Uma geração atrás floresceu no Brasil uma vertente de análise literária que se chamou "literatura comparada". Parecia uma senha para os letrados ingressarem no patamar internacional da circulação de literatura. Foi uma moda perfeitamente sincronizada com o que se chamou de globalização, que parecia ser a aurora do novo dia internacionalista, em que livros e ideias circulariam sem barreiras.
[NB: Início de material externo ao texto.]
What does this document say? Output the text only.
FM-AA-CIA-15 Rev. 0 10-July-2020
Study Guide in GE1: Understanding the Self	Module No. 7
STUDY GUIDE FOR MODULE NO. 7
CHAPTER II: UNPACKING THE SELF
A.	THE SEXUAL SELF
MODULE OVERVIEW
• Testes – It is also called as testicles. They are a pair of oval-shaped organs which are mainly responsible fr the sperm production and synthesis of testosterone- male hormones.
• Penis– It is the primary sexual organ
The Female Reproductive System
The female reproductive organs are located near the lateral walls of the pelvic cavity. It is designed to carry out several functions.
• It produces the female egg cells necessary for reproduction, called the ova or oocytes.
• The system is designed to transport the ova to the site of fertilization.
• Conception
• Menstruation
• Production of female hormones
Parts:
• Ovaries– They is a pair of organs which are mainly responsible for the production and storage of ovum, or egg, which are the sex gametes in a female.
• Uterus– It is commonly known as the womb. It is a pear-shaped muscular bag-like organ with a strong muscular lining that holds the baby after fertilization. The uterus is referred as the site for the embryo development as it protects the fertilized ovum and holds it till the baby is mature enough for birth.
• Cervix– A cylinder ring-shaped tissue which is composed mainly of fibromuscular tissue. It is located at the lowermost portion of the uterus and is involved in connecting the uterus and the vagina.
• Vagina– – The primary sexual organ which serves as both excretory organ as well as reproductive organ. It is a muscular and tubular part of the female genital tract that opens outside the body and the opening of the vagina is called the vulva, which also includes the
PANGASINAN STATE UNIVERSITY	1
Era também uma fuga ao ponto de vista nacional e ao nacionalista, que os comparatistas tratavam como a mesma coisa, quando não são. Uma posição crítica a essa moda (com a qual eu me identifico) observava que era preciso cautela com a euforia do fim das barreiras nacionais: o que circularia livremente mundo afora, por cima de barreiras e legislações das várias nacionalidades, era o capital, porque o trabalho permaneceria nacional. Bingo. Um dono de capital pode investir onde quiser; alguém que só tenha a riqueza de sua força de trabalho continua enfrentando o limite do passaporte.
A ideia de praticar tal comparação era já antiga. Nasceu nas primeiras décadas do século 20, quando críticos europeus, especialmente germânicos, cotejavam livros, autores, estilos, que aconteciam de forma peculiar conforme o país, a cultura, a língua. No Brasil, esse gigante isolacionista que se considera mentalmente o centro do mundo, comparar-se com outras culturas era um passo a dar.
Lembro isso para saudar a edição de Enquanto a Água Ferve, contos do australiano Henry Lawson (Bestiário). O trabalho foi coordenado por Ian Alexander, professor de Inglês no Instituto de Letras da UFRGS, e contou com o trabalho tradutório de cinco alunos. São 20 contos, vertidos para a dicção atual local, numa perspectiva fiel ao original: homem comum, trabalhador braçal ele mesmo, Lawson viveu entre 1867 e 1922 e escreveu para revistas lidas por gente como ele, livres mas não proprietários.
Vidas comuns, gente que trabalha, numa época que naquele país floresceu um intenso movimento sindical, que aparece nos enredos e na ética dos personagens.
O livro contém um extenso estudo do organizador que, aqui mais ainda, vai interessar ao leitor daqui: Ian estende uma longa e proveitosa comparação entre o mundo e a literatura de Lawson e o mundo e a literatura de seu contemporâneo gaúcho, Simões Lopes Neto (1865-1916). Ele era da classe proprietária (inclusive de escravos), mas soube prestar atenção ao homem comum e deu voz a ele. Há muito a aprender nessa comparação, entranhada nas formas e na sociedade.